Strengths include the iterative nature of workshop delivery from the outset, which allowed and encouraged council staff to adapt workshop content and delivery modes to best meet the needs of their communities. This flexibility enabled staff to create new, often novel, components that complemented GMB scripts and the recommended presentations, for example, the development of new resources for participants groups. The use of three reviewers to identify themes for adaptation and stimuli provided rigour and reduced bias during the theming process.

Future research

Future research should ensure flexible delivery options are built into GMB project design, including the opportunity for community members to be involved in sha** key decisions influencing design, delivery and adaptations along the way. Adaptation of delivery and scripts is recommended by Hovmand [9], with its importance reiterated in our study. Adaptation of GMB content and delivery is critical to the success of systems practice in community settings. Additional documented examples of adaptations made to GMB content and delivery would also help inform future implementation of the method. Our study documented examples of communities creating their own resources to supplement GMB scripts.

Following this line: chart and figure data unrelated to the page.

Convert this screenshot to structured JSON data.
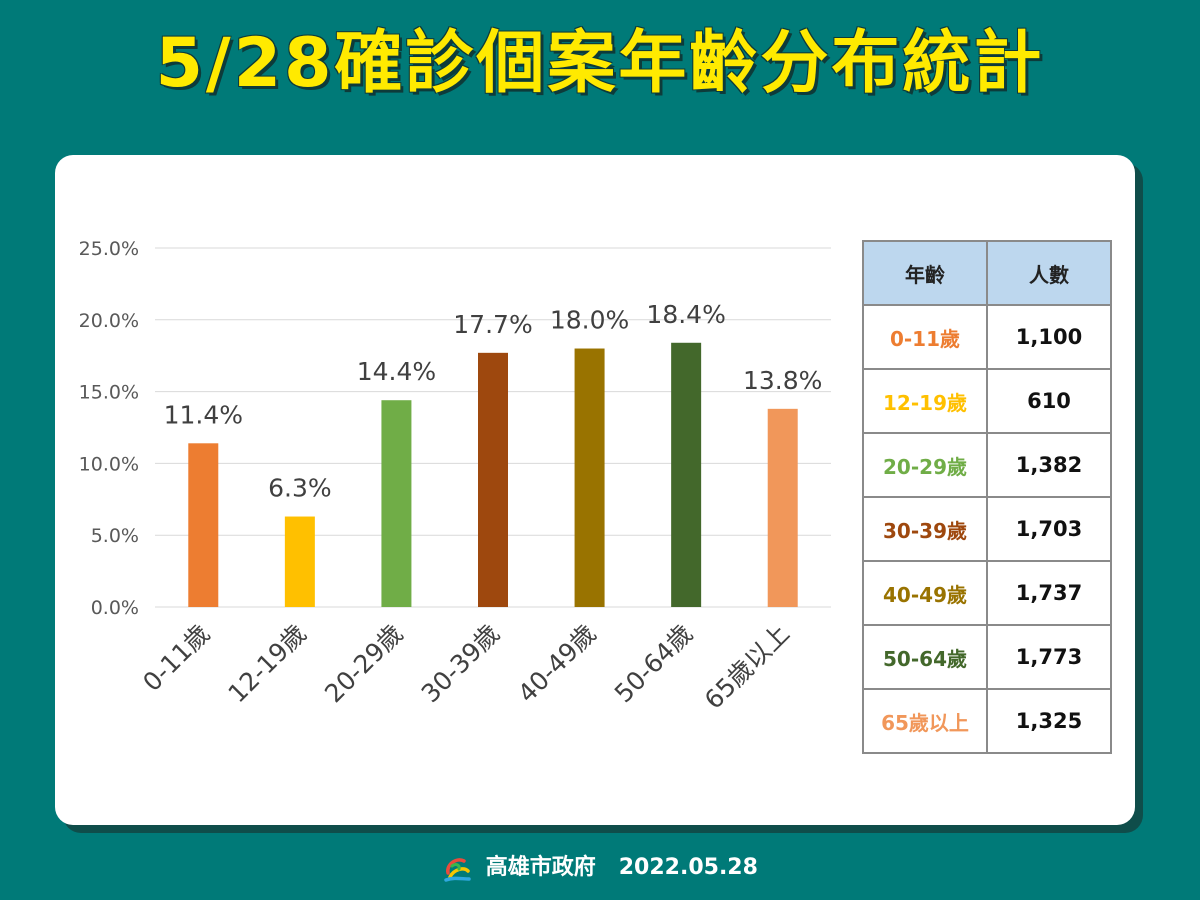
{
  "title": "5/28確診個案年齡分布統計",
  "table": {
    "headers": [
      "年齡",
      "人數"
    ],
    "rows": [
      {
        "age": "0-11歲",
        "count": "1,100",
        "color": "#ed7d31"
      },
      {
        "age": "12-19歲",
        "count": "610",
        "color": "#ffc000"
      },
      {
        "age": "20-29歲",
        "count": "1,382",
        "color": "#70ad47"
      },
      {
        "age": "30-39歲",
        "count": "1,703",
        "color": "#9e480e"
      },
      {
        "age": "40-49歲",
        "count": "1,737",
        "color": "#997300"
      },
      {
        "age": "50-64歲",
        "count": "1,773",
        "color": "#43682b"
      },
      {
        "age": "65歲以上",
        "count": "1,325",
        "color": "#f1975a"
      }
    ]
  },
  "footer": {
    "org": "高雄市政府",
    "date": "2022.05.28"
  },
  "chart_data": {
    "type": "bar",
    "categories": [
      "0-11歲",
      "12-19歲",
      "20-29歲",
      "30-39歲",
      "40-49歲",
      "50-64歲",
      "65歲以上"
    ],
    "values": [
      11.4,
      6.3,
      14.4,
      17.7,
      18.0,
      18.4,
      13.8
    ],
    "data_labels": [
      "11.4%",
      "6.3%",
      "14.4%",
      "17.7%",
      "18.0%",
      "18.4%",
      "13.8%"
    ],
    "colors": [
      "#ed7d31",
      "#ffc000",
      "#70ad47",
      "#9e480e",
      "#997300",
      "#43682b",
      "#f1975a"
    ],
    "yticks": [
      0,
      5,
      10,
      15,
      20,
      25
    ],
    "ytick_labels": [
      "0.0%",
      "5.0%",
      "10.0%",
      "15.0%",
      "20.0%",
      "25.0%"
    ],
    "ylim": [
      0,
      25
    ],
    "grid": true,
    "title": "",
    "xlabel": "",
    "ylabel": ""
  }
}
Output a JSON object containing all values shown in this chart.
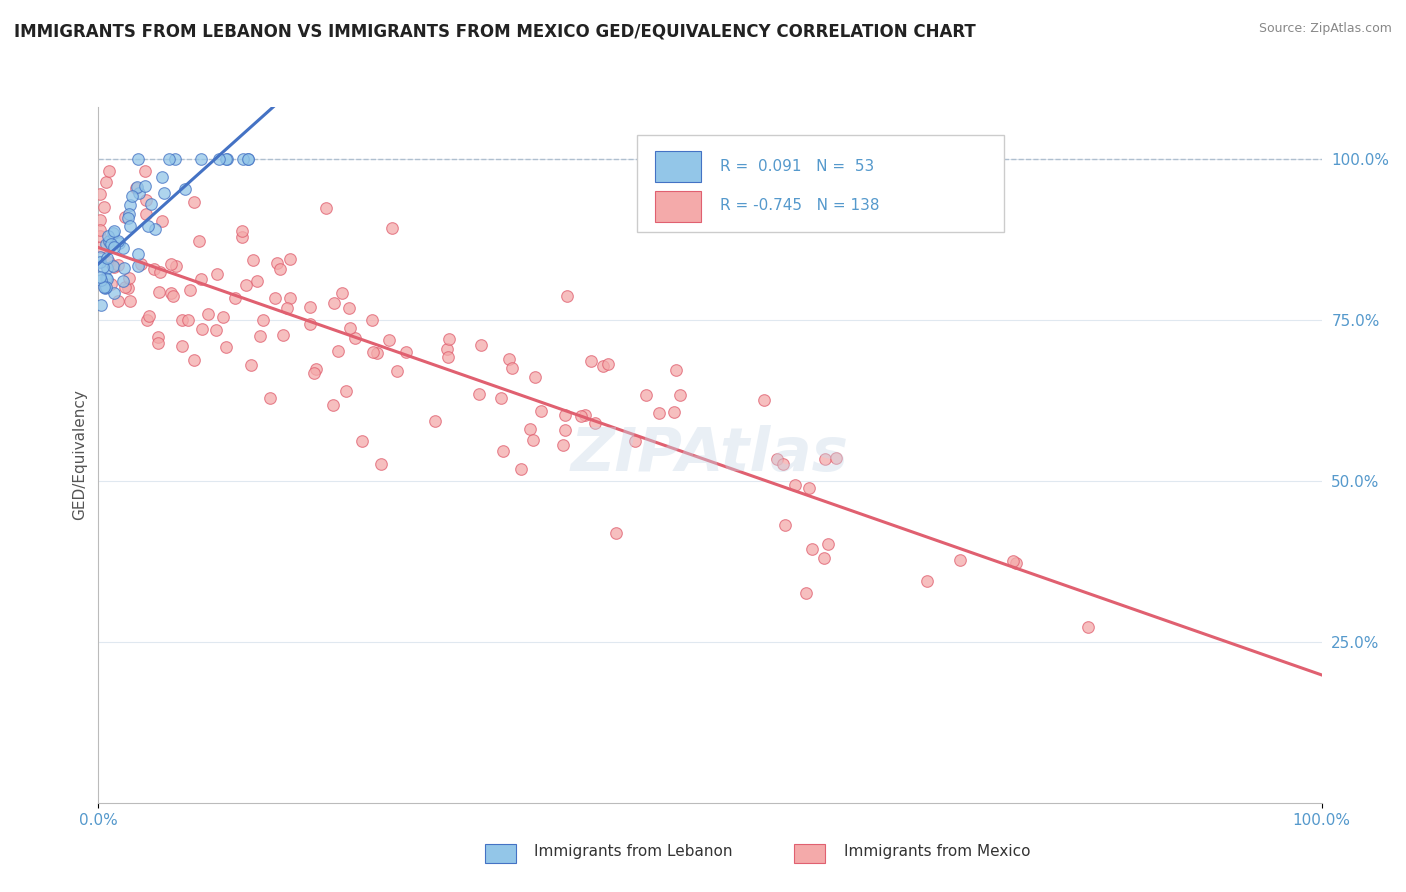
{
  "title": "IMMIGRANTS FROM LEBANON VS IMMIGRANTS FROM MEXICO GED/EQUIVALENCY CORRELATION CHART",
  "source": "Source: ZipAtlas.com",
  "ylabel": "GED/Equivalency",
  "xlim": [
    0.0,
    1.0
  ],
  "ylim": [
    0.0,
    1.08
  ],
  "legend_R1": "0.091",
  "legend_N1": "53",
  "legend_R2": "-0.745",
  "legend_N2": "138",
  "color_lebanon": "#93c6e8",
  "color_mexico": "#f4aaaa",
  "color_line_lebanon": "#4472c4",
  "color_line_mexico": "#e06070",
  "background_color": "#ffffff",
  "tick_color": "#5599cc",
  "grid_color": "#e0e8f0",
  "dashed_line_color": "#aabbcc"
}
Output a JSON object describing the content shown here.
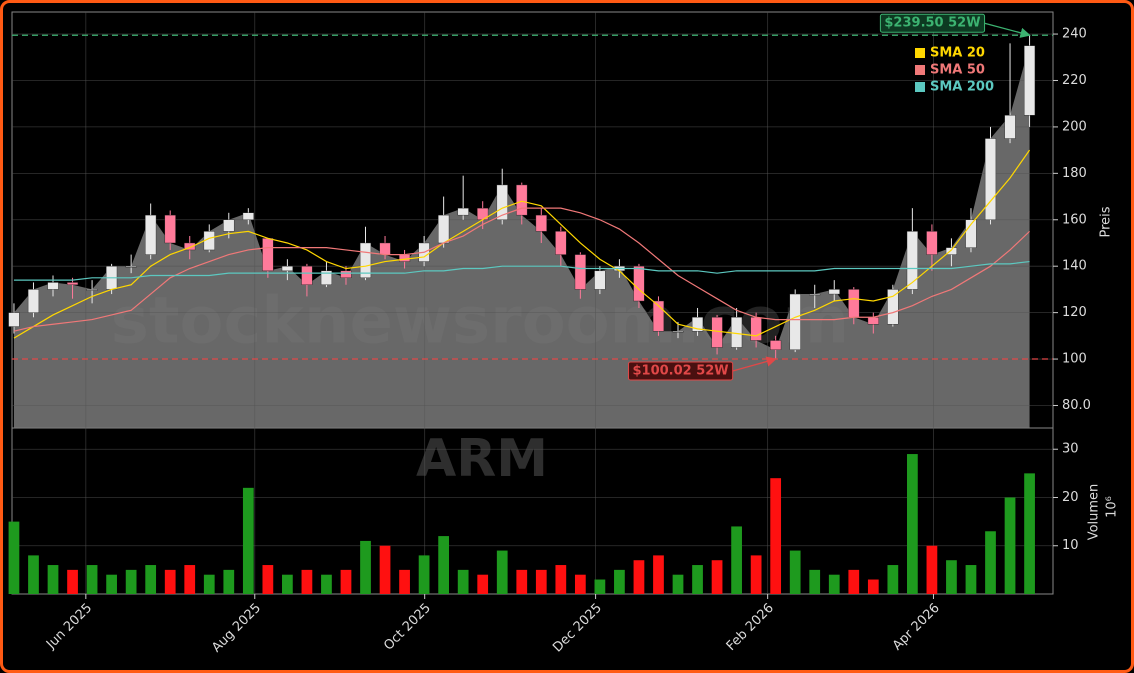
{
  "chart_data": [
    {
      "type": "candlestick",
      "watermark": "stocknewsroom.com",
      "ylabel": "Preis",
      "xlim": [
        -0.1,
        53.2
      ],
      "ylim": [
        70.3,
        249.5
      ],
      "yticks": [
        {
          "value": 80,
          "label": "80.0"
        },
        100,
        120,
        140,
        160,
        180,
        200,
        220,
        240
      ],
      "grid": true,
      "up_color": "#e8e8e8",
      "down_color": "#ff7a9a",
      "area_color": "#7a7a7a",
      "open": [
        114,
        120,
        130,
        133,
        130,
        130,
        140,
        145,
        162,
        150,
        147,
        155,
        160,
        152,
        138,
        140,
        132,
        138,
        135,
        150,
        145,
        142,
        150,
        162,
        165,
        160,
        175,
        162,
        155,
        145,
        130,
        138,
        140,
        125,
        112,
        112,
        118,
        105,
        118,
        108,
        104,
        128,
        128,
        130,
        118,
        115,
        130,
        155,
        145,
        148,
        160,
        195,
        205
      ],
      "high": [
        124,
        133,
        136,
        135,
        134,
        141,
        145,
        167,
        164,
        153,
        158,
        163,
        165,
        152,
        143,
        141,
        142,
        140,
        157,
        153,
        147,
        153,
        170,
        179,
        168,
        182,
        176,
        165,
        157,
        146,
        140,
        143,
        141,
        127,
        116,
        122,
        119,
        122,
        120,
        110,
        130,
        132,
        134,
        131,
        120,
        132,
        165,
        158,
        152,
        165,
        200,
        236,
        239.5
      ],
      "low": [
        111,
        118,
        127,
        126,
        124,
        128,
        137,
        143,
        147,
        143,
        146,
        152,
        158,
        135,
        134,
        127,
        131,
        132,
        134,
        143,
        139,
        140,
        148,
        160,
        156,
        158,
        158,
        150,
        140,
        126,
        128,
        135,
        122,
        110,
        109,
        110,
        102,
        104,
        105,
        100.02,
        103,
        122,
        125,
        115,
        111,
        114,
        128,
        138,
        140,
        146,
        158,
        193,
        200
      ],
      "close": [
        120,
        130,
        133,
        132,
        130,
        140,
        140,
        162,
        150,
        147,
        155,
        160,
        163,
        138,
        140,
        132,
        138,
        135,
        150,
        145,
        142,
        150,
        162,
        165,
        160,
        175,
        162,
        155,
        145,
        130,
        138,
        140,
        125,
        112,
        112,
        118,
        105,
        118,
        108,
        104,
        128,
        128,
        130,
        118,
        115,
        130,
        155,
        145,
        148,
        160,
        195,
        205,
        235
      ],
      "series": [
        {
          "name": "SMA 20",
          "color": "#ffd700",
          "values": [
            109,
            114,
            119,
            123,
            127,
            130,
            132,
            140,
            145,
            148,
            152,
            154,
            155,
            152,
            150,
            147,
            142,
            139,
            140,
            142,
            143,
            144,
            150,
            155,
            160,
            165,
            168,
            166,
            158,
            150,
            143,
            138,
            130,
            123,
            115,
            113,
            112,
            111,
            110,
            114,
            118,
            121,
            125,
            126,
            125,
            127,
            133,
            140,
            147,
            158,
            168,
            178,
            190
          ]
        },
        {
          "name": "SMA 50",
          "color": "#f07878",
          "values": [
            112,
            114,
            115,
            116,
            117,
            119,
            121,
            128,
            135,
            139,
            142,
            145,
            147,
            148,
            148,
            148,
            148,
            147,
            146,
            145,
            145,
            146,
            150,
            153,
            158,
            162,
            165,
            165,
            165,
            163,
            160,
            156,
            150,
            143,
            136,
            131,
            126,
            121,
            118,
            117,
            117,
            117,
            117,
            118,
            118,
            120,
            123,
            127,
            130,
            135,
            140,
            147,
            155
          ]
        },
        {
          "name": "SMA 200",
          "color": "#5cc8c0",
          "values": [
            134,
            134,
            134,
            134,
            135,
            135,
            135,
            136,
            136,
            136,
            136,
            137,
            137,
            137,
            137,
            137,
            137,
            137,
            137,
            137,
            137,
            138,
            138,
            139,
            139,
            140,
            140,
            140,
            140,
            139,
            139,
            139,
            139,
            138,
            138,
            138,
            137,
            138,
            138,
            138,
            138,
            138,
            139,
            139,
            139,
            139,
            139,
            139,
            139,
            140,
            141,
            141,
            142
          ]
        }
      ],
      "legend": "upper right",
      "annotations": [
        {
          "text": "$239.50 52W",
          "value": 239.5,
          "color": "#3cb371"
        },
        {
          "text": "$100.02 52W",
          "value": 100.02,
          "color": "#e04848"
        }
      ]
    },
    {
      "type": "bar",
      "watermark": "ARM",
      "ylabel": "Volumen",
      "ylabel_unit": "10⁶",
      "xlim": [
        -0.1,
        53.2
      ],
      "ylim": [
        0,
        34.4
      ],
      "yticks": [
        10,
        20,
        30
      ],
      "grid": true,
      "up_color": "#1e9a1e",
      "down_color": "#ff1010",
      "values": [
        15,
        8,
        6,
        5,
        6,
        4,
        5,
        6,
        5,
        6,
        4,
        5,
        22,
        6,
        4,
        5,
        4,
        5,
        11,
        10,
        5,
        8,
        12,
        5,
        4,
        9,
        5,
        5,
        6,
        4,
        3,
        5,
        7,
        8,
        4,
        6,
        7,
        14,
        8,
        24,
        9,
        5,
        4,
        5,
        3,
        6,
        29,
        10,
        7,
        6,
        13,
        20,
        25
      ],
      "xticks": [
        {
          "value": 3.68,
          "label": "Jun 2025"
        },
        {
          "value": 12.33,
          "label": "Aug 2025"
        },
        {
          "value": 21.03,
          "label": "Oct 2025"
        },
        {
          "value": 29.78,
          "label": "Dec 2025"
        },
        {
          "value": 38.59,
          "label": "Feb 2026"
        },
        {
          "value": 47.08,
          "label": "Apr 2026"
        }
      ]
    }
  ]
}
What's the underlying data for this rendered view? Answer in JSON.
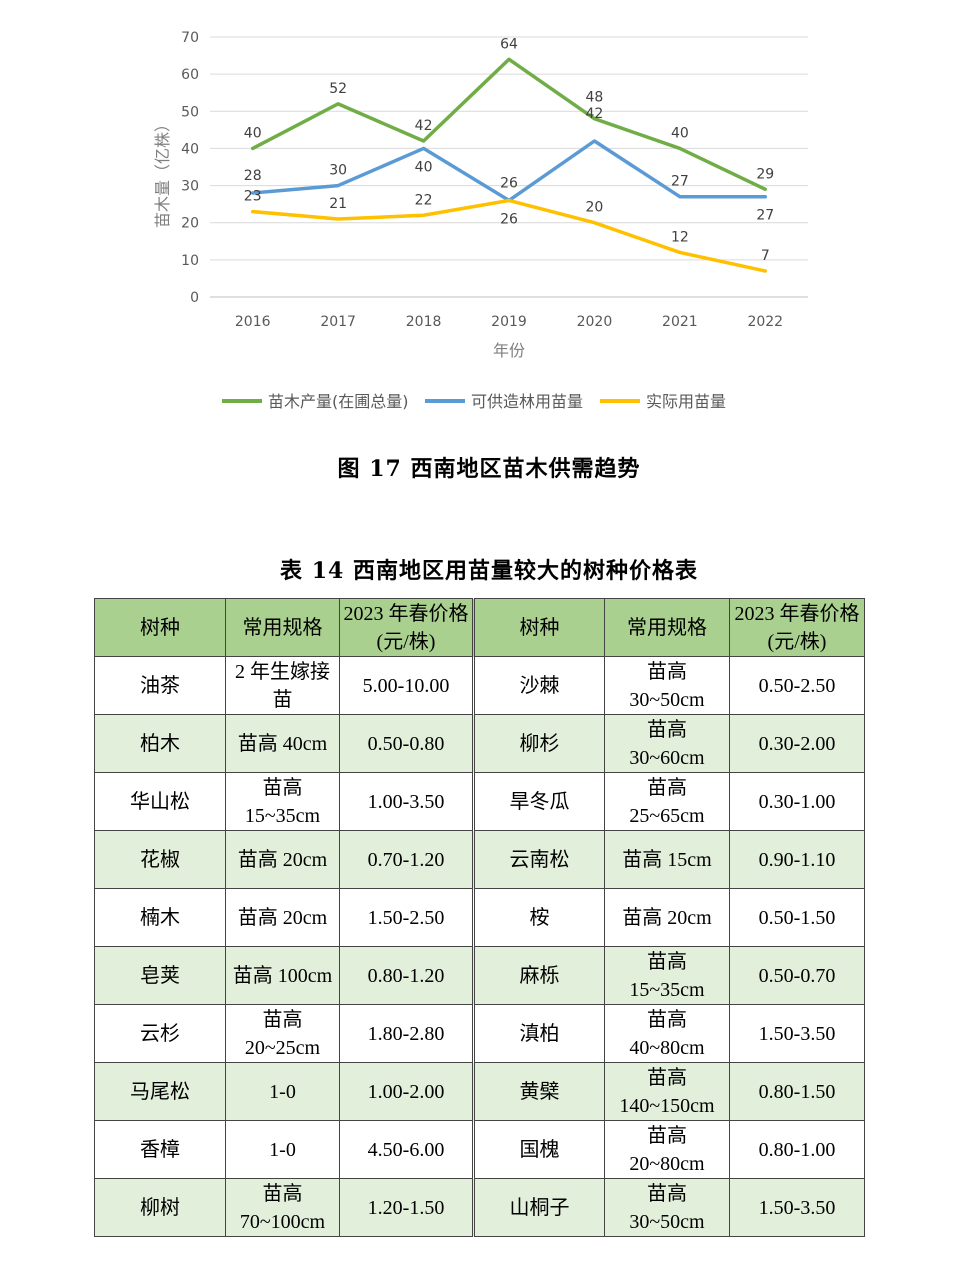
{
  "figure": {
    "caption": "图 17  西南地区苗木供需趋势"
  },
  "chart_data": {
    "type": "line",
    "x": [
      "2016",
      "2017",
      "2018",
      "2019",
      "2020",
      "2021",
      "2022"
    ],
    "xlabel": "年份",
    "ylabel": "苗木量（亿株）",
    "ylim": [
      0,
      70
    ],
    "yticks": [
      0,
      10,
      20,
      30,
      40,
      50,
      60,
      70
    ],
    "grid": true,
    "legend_position": "bottom",
    "series": [
      {
        "name": "苗木产量(在圃总量)",
        "color": "#70ad47",
        "values": [
          40,
          52,
          42,
          64,
          48,
          40,
          29
        ]
      },
      {
        "name": "可供造林用苗量",
        "color": "#5b9bd5",
        "values": [
          28,
          30,
          40,
          26,
          42,
          27,
          27
        ]
      },
      {
        "name": "实际用苗量",
        "color": "#ffc000",
        "values": [
          23,
          21,
          22,
          26,
          20,
          12,
          7
        ]
      }
    ]
  },
  "table": {
    "caption": "表 14  西南地区用苗量较大的树种价格表",
    "headers": [
      "树种",
      "常用规格",
      "2023 年春价格(元/株)",
      "树种",
      "常用规格",
      "2023 年春价格(元/株)"
    ],
    "header_color": "#a9d08e",
    "alt_row_color": "#e2efda",
    "rows": [
      [
        "油茶",
        "2 年生嫁接苗",
        "5.00-10.00",
        "沙棘",
        "苗高 30~50cm",
        "0.50-2.50"
      ],
      [
        "柏木",
        "苗高 40cm",
        "0.50-0.80",
        "柳杉",
        "苗高 30~60cm",
        "0.30-2.00"
      ],
      [
        "华山松",
        "苗高 15~35cm",
        "1.00-3.50",
        "旱冬瓜",
        "苗高 25~65cm",
        "0.30-1.00"
      ],
      [
        "花椒",
        "苗高 20cm",
        "0.70-1.20",
        "云南松",
        "苗高 15cm",
        "0.90-1.10"
      ],
      [
        "楠木",
        "苗高 20cm",
        "1.50-2.50",
        "桉",
        "苗高 20cm",
        "0.50-1.50"
      ],
      [
        "皂荚",
        "苗高 100cm",
        "0.80-1.20",
        "麻栎",
        "苗高 15~35cm",
        "0.50-0.70"
      ],
      [
        "云杉",
        "苗高 20~25cm",
        "1.80-2.80",
        "滇柏",
        "苗高 40~80cm",
        "1.50-3.50"
      ],
      [
        "马尾松",
        "1-0",
        "1.00-2.00",
        "黄檗",
        "苗高 140~150cm",
        "0.80-1.50"
      ],
      [
        "香樟",
        "1-0",
        "4.50-6.00",
        "国槐",
        "苗高 20~80cm",
        "0.80-1.00"
      ],
      [
        "柳树",
        "苗高 70~100cm",
        "1.20-1.50",
        "山桐子",
        "苗高 30~50cm",
        "1.50-3.50"
      ]
    ]
  }
}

Future research could explore a deeper examination of resources created, including descriptions of their application, context and evaluation to provide insights into effectiveness.

Conclusions

The CtD module is one example of building the capacity of communities to deliver participatory GMB workshops within their own communities and observing the need for the process to be flexible and adaptable. Given the vastly different contexts, including geographical and organizational contexts, and temporal demands (that is, COVID-19) each LGA was facing, their ability to deliver GMBs should be commended. Capturing the adaptations that occurred across these 13 LGAs will be critical to the evaluation of the CtD module and inform future delivery.